Tourn saluted back. “At ease.” He took too long to speak. Long enough for Chase to remember she wasn’t the only one who had no idea what to do with their biological relationship.

“General Tourn?” she finally said. “You requested my presence.”

“Surprised you, didn’t it?”

She didn’t answer. Was he trying to surprise her? If so, why?

“It’s been a long time,” he added. Boy, this was going nowhere fast. Tourn felt it too. He started talking. At her. “When I first saw the specs for these birds, I thought it was a joke. HOTAS control? Manual navigation from a backseat RIO? Ridiculous.”

Chase wasn’t amused. She knew the Streakers were an odd mix of old-school design and killer engines, but that was why she loved them. Tourn appeared to appreciate them despite these qualities. The term essential differences, one of Kale’s favorites, sprang to mind.

“Then I saw these birds in the air. Unbelievable.” He looked like he was waiting for her to say something. She didn’t. He touched the missiles beneath Dragon’s wings. “I flew with these type of sidewinders once. Aim left of center, no matter what the target reader says.”

“Excuse me?” Was he really giving her tactical advice?

“I’ve been watching your tapes, cadet. You’ve got a gutsy streak. It works for you, but you need to remember to listen to your wingmen. You surprise the enemy—that’s good. Surprise your wingmen, and you might cost them their lives. Understood?”

“Yes, General Tourn.” So this was just a standard maverick pep talk. Great.

“You’re ready,” he added with a grunt.

Ready? Chase choked on that word the second it came out of his mouth. A jet fired up somewhere nearby, and the whole hangar turned into a mess of sound for long minutes. When it had left through the great rolling doors, Chase and her father still faced each other. She didn’t see herself in his watery blue gaze or the harshness of his features. She didn’t feel any resemblance to his calculating heart.

They were the real strangers.

“So you think you know so much about me because you know my flying?” It was exactly the kind of petulant thing she didn’t want to say. It would lead down a negative road. Remind her that she wasn’t a person to him. She was a pilot. A cadet. A cog he’d put into the machine.

Chase was supposed to be at ease, but her whole body was so tense that if she had fallen over, she would have smashed like a pane of glass. She felt like that was going to happen at any minute. At the next word maybe.

But it didn’t.

The sound of feet beating the concrete found them, the hammer of full-out sprinting.

Pippin burst onto the scene with his hair messed up and his uniform askew. He slid to a stop, making his boots screech. The near-panic look on his face faded as he locked eyes with Chase. “I’m sorry I’m late,” he said to her, a bouquet of forgive-me-nows in his expression.

“What are you doing here, cadet?” Tourn snapped.

Pippin looked at the general with a casualness that only a boy with an astounding IQ and a vital position in the military could get away with.
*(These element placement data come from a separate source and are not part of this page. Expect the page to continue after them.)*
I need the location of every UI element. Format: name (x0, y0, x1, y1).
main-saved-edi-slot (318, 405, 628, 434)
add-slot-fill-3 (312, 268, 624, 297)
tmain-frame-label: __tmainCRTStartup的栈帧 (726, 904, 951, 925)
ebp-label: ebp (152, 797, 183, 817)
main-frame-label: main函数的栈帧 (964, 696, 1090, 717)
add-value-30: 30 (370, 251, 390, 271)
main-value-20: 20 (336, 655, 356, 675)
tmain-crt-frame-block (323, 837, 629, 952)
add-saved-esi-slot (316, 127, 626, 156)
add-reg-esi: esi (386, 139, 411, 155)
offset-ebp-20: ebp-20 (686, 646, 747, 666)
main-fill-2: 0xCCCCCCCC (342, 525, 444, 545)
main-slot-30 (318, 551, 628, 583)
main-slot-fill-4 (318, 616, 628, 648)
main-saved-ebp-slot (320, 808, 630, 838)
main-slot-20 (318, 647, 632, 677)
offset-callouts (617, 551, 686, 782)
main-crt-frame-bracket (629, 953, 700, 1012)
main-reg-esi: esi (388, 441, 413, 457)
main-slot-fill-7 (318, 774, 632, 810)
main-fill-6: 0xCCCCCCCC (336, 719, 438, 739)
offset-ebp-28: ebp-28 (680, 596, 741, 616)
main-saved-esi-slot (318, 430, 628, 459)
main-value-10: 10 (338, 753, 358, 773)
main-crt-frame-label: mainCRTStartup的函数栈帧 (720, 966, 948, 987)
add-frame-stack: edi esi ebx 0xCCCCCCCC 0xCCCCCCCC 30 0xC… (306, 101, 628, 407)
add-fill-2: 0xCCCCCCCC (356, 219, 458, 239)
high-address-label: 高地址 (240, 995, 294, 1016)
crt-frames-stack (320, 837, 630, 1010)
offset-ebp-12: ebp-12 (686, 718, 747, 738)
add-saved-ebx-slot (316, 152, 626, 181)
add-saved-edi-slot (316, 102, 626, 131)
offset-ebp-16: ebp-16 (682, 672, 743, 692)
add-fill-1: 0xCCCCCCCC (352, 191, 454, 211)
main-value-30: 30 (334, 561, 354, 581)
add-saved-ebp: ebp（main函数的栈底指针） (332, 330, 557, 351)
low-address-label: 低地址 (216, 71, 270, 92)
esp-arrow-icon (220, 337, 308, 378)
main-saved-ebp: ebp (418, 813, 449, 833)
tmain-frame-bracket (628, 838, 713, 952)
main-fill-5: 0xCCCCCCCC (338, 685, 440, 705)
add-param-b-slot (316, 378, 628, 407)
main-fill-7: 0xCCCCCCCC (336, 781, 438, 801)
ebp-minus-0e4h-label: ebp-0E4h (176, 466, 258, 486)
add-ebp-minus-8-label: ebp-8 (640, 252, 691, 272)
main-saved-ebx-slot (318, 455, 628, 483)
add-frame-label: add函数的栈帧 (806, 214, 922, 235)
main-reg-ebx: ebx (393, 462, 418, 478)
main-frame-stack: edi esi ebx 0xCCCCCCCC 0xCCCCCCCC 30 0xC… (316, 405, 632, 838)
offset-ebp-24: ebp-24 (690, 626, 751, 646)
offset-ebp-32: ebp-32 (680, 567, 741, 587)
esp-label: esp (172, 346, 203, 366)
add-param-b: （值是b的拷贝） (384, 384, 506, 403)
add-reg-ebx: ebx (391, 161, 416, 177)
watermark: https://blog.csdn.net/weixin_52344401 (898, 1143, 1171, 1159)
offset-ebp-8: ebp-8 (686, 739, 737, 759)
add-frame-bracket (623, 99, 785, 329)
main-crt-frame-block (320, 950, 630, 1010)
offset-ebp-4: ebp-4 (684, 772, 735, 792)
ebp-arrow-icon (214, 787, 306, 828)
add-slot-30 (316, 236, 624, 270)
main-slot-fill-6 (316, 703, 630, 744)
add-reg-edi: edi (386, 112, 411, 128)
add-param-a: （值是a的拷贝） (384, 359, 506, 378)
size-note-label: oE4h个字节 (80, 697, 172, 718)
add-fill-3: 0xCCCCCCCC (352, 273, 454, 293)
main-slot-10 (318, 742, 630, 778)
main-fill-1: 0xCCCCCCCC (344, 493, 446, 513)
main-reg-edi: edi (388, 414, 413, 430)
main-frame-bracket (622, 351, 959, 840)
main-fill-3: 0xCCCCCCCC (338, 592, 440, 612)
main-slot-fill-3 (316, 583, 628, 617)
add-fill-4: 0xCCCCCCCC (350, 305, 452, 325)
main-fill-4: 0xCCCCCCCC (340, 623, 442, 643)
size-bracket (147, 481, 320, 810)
“Team Nyx,” he said with a shrug.





32


    QUICK FIX


   A Stopgap Measure


“You railroaded him!” Chase couldn’t keep from smiling as she and Pippin walked the Green. “He had no idea how to come back from that.”

“There are a few perks to being a hot commodity in the military.” Pippin broke into a smile too. An easiness existed between them that had been absent since before JAFA. She didn’t know why it was there, but she wanted it too bad to question it.

“I almost lost it on him right before you got there.” She rubbed the lingering hangar cold out of her arms. “It was a close one. If I had blown my top at him, really told him what I think, I’d be on a plane back to Michigan right now.”

“I should have been there earlier. I didn’t know he had summoned you until Romeo found me. You knew I’d come, didn’t you?” She nodded, but it felt meager. Must have looked it too. “I don’t care what we’re arguing about. You don’t ever have to deal with that blockhead on your own, Chase. Promise. Didn’t I tell you that the night I found out who he is?”